Velaris Cove, midnight. The kind of storm that doesn’t just break the sky—but everything under it, too.
The boathouse creaked against the wind, half its bones rotted out from years of salt and silence. It smelled like rust, gas, and old secrets. The kind of place where things were left behind—on purpose.
Aramil Lazio moved like he belonged in places like this. Shadows clung to him, the storm behind him soaked the back of his shirt and dripped off the edges of his jaw. Still, he walked like a man hunting something worth bleeding for.
She was already there.
By the stripped-down speedboat, crouched in the low blue light of a work lamp, {{user}} looked like she’d been carved out of wreckage. Bare-armed, oil-slicked, and soaking wet. She didn’t move when he entered—just let the silence crackle between them.
Until the knife flashed.
It was against his throat in a heartbeat. Cold ans steady. Her hand didn’t tremble, but her breath caught. Just once. He didn’t flinch.
“You follow me again,” she said. He waited, glaring down at her.

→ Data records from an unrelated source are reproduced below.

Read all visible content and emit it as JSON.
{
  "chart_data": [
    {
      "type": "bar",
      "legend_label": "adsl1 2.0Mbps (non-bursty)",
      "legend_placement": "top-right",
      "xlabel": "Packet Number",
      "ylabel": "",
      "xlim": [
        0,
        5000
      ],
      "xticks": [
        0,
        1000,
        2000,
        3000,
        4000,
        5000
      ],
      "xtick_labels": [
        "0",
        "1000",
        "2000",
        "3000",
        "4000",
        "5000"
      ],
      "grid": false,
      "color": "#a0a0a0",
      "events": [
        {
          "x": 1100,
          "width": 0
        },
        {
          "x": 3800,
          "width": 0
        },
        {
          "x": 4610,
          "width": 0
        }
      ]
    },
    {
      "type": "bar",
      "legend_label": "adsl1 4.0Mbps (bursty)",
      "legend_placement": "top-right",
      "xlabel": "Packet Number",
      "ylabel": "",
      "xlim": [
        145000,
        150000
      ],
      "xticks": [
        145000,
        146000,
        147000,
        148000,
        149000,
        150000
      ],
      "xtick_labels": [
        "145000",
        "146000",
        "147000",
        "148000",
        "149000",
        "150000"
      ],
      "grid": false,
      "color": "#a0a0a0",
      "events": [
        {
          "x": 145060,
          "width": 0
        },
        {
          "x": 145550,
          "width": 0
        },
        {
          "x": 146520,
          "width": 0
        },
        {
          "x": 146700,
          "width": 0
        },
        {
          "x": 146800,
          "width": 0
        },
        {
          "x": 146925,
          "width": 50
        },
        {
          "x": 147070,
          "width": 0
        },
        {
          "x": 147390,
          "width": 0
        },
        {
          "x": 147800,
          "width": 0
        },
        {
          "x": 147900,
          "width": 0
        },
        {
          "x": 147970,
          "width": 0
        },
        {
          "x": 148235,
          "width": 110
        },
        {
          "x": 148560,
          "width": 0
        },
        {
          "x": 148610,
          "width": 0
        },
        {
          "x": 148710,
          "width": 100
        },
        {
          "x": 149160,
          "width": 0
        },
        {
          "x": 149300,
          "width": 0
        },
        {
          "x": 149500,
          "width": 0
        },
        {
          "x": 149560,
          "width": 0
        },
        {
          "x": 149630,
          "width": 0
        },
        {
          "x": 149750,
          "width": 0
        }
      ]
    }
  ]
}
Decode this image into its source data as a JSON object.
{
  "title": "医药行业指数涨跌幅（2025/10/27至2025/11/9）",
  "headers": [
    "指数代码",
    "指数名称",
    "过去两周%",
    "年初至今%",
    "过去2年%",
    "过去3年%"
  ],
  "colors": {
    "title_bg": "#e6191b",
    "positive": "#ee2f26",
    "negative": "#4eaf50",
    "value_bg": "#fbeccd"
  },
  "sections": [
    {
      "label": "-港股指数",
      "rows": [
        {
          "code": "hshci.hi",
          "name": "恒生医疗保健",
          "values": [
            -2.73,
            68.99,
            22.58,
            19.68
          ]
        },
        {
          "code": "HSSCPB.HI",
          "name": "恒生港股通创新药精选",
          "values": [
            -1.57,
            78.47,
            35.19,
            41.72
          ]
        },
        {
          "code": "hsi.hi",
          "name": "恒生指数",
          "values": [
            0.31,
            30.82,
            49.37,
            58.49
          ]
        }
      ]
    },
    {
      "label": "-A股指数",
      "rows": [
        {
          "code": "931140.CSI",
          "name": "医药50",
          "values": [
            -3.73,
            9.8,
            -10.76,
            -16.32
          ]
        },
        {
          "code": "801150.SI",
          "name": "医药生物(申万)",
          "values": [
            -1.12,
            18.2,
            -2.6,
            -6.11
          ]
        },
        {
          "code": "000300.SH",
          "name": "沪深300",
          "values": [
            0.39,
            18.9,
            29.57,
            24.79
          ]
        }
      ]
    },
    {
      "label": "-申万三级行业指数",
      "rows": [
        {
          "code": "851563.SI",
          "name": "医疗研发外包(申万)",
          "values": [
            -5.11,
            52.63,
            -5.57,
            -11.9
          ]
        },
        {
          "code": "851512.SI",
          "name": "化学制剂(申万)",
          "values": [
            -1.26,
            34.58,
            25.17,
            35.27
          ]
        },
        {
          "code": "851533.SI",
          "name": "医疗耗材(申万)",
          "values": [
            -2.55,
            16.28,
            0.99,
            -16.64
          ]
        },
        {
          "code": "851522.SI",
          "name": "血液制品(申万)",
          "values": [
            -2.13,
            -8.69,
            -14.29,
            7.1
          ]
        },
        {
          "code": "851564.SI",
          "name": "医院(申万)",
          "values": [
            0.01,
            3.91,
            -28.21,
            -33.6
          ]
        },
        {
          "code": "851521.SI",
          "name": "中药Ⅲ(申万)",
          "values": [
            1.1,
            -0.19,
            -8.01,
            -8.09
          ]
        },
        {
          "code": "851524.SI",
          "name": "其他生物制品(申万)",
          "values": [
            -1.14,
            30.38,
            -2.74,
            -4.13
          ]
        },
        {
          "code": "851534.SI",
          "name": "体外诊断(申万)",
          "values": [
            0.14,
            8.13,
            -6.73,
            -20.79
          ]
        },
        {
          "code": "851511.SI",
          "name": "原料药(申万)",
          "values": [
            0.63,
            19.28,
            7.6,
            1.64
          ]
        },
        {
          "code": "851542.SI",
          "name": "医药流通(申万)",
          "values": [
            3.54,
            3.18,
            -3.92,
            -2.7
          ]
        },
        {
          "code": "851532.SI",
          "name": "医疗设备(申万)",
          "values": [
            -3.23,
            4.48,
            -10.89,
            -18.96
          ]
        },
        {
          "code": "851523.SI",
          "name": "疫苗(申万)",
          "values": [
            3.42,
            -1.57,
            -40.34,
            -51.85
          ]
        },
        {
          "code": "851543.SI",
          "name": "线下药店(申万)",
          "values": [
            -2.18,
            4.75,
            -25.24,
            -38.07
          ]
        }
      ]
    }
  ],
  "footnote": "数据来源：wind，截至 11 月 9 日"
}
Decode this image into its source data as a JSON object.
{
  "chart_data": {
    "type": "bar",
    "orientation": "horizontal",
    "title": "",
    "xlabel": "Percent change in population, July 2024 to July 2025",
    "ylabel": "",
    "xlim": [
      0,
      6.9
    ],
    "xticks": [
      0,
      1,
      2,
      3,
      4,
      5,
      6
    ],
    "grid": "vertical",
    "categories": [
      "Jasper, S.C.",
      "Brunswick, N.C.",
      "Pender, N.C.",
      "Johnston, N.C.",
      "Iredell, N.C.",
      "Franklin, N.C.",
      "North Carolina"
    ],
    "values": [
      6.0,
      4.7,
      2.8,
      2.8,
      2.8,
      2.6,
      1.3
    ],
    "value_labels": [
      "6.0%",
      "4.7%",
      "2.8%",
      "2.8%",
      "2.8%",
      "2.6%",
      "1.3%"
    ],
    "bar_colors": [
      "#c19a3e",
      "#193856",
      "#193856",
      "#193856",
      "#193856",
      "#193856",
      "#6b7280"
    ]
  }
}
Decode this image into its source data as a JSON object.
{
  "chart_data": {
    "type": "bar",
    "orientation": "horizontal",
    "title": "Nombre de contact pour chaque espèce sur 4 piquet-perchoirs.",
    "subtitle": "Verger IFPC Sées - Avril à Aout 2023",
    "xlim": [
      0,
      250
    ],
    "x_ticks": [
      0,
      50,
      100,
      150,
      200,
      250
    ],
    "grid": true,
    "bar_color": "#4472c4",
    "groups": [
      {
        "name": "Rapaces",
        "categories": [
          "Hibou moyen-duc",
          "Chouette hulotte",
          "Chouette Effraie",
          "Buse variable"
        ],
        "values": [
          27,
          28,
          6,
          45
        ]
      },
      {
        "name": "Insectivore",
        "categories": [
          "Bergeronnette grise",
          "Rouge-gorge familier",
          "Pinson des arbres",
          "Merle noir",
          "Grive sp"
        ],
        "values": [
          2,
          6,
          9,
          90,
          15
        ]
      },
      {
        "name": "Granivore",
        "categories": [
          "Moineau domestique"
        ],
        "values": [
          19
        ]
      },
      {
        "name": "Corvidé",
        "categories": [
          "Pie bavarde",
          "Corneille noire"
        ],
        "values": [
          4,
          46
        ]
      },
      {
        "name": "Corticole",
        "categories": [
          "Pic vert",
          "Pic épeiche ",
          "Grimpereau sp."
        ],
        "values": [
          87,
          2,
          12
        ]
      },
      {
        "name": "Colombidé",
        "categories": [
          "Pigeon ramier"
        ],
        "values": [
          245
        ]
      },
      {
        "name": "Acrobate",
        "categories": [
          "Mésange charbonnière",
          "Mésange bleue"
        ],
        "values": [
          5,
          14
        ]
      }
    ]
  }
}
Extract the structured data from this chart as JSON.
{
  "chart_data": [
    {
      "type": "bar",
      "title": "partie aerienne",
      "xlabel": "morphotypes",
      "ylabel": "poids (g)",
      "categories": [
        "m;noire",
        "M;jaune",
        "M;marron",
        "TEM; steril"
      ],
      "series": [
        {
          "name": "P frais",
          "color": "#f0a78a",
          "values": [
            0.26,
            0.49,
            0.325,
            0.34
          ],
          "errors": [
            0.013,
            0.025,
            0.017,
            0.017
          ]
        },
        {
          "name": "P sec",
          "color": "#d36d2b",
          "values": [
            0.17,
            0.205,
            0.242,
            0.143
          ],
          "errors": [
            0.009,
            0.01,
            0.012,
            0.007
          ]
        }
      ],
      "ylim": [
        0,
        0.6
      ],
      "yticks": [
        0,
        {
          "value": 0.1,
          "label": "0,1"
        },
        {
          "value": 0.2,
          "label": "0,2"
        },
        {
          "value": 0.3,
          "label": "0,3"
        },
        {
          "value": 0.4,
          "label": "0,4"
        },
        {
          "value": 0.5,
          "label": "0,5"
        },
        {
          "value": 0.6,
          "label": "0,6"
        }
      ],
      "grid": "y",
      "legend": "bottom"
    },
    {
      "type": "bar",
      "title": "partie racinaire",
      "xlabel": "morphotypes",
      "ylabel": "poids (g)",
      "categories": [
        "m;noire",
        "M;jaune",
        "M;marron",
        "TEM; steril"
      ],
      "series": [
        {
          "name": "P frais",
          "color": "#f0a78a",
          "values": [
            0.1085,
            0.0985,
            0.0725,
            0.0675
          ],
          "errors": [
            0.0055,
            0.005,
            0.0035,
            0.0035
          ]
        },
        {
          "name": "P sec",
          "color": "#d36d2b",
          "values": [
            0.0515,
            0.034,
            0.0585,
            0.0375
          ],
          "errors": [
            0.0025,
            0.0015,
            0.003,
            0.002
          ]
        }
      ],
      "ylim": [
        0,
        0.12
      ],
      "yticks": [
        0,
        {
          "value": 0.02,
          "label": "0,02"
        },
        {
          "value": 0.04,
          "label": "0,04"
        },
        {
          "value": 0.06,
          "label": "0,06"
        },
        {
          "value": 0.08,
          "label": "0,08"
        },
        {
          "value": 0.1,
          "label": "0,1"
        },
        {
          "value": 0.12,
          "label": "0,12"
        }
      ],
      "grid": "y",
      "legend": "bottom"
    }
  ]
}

She didn’t finish the threat.
The knife pressed harder, her eyes flicked to his. He saw a thousand things there: fury, grief, exhaustion, the ghosts of every mile they’d raced and every line they’d crossed.
“Do it,” he said.
Yet, the blade didn’t move. It hit the floor, not because she was scared. Because she didn’t need it.
He caught her wrist before she could walk away, just enough pressure to hold—not enough to hurt.
Her other hand landed on his chest. Open, still, and breathing hard.
The storm outside broke—lightning cracking across the sky and rattling the glass.
His voice dropped. “You torched a marina last week.”
Silence.
“Three gunrunners are dead. A cartel’s missing a boat. And somehow, no one saw you.”
Her hand didn’t move.
“You're not running jobs anymore, are you?” he asked. “You’re cleaning house.”
Nothing.
He stared at her, jaw tight. “Why?” She didn’t answer, because she didn’t have to.
He saw it. The fury that had taken root, the kind of grief that turned into purpose. He’d known it. Once. Before his badge got dirty, before she’d vanished bleeding into the dark, and he'd let her go.
“You think you can outrun the fallout?” he said.
She looked at him then—really looked. And for a second, he almost stepped back.
Almost.
She didn’t say a word.
“There’s a price on your head,” he murmured. “You’re out of friends. Out of water. You should be on your knees begging for a deal.”
He stepped closer.
“But you're not.”
Another beat, another breath, and the air between them snapped tight.
“You’re still waiting on me,” he said, voice like thunder.
She still didn’t speak.
That made it worse.
He let go of her wrist. Slowly, like he didn’t trust himself if he held on a second longer.
Lightning flashed again, lit up the scar on her collarbone. The same one she’d gotten running from him two years ago, when he should’ve stopped her.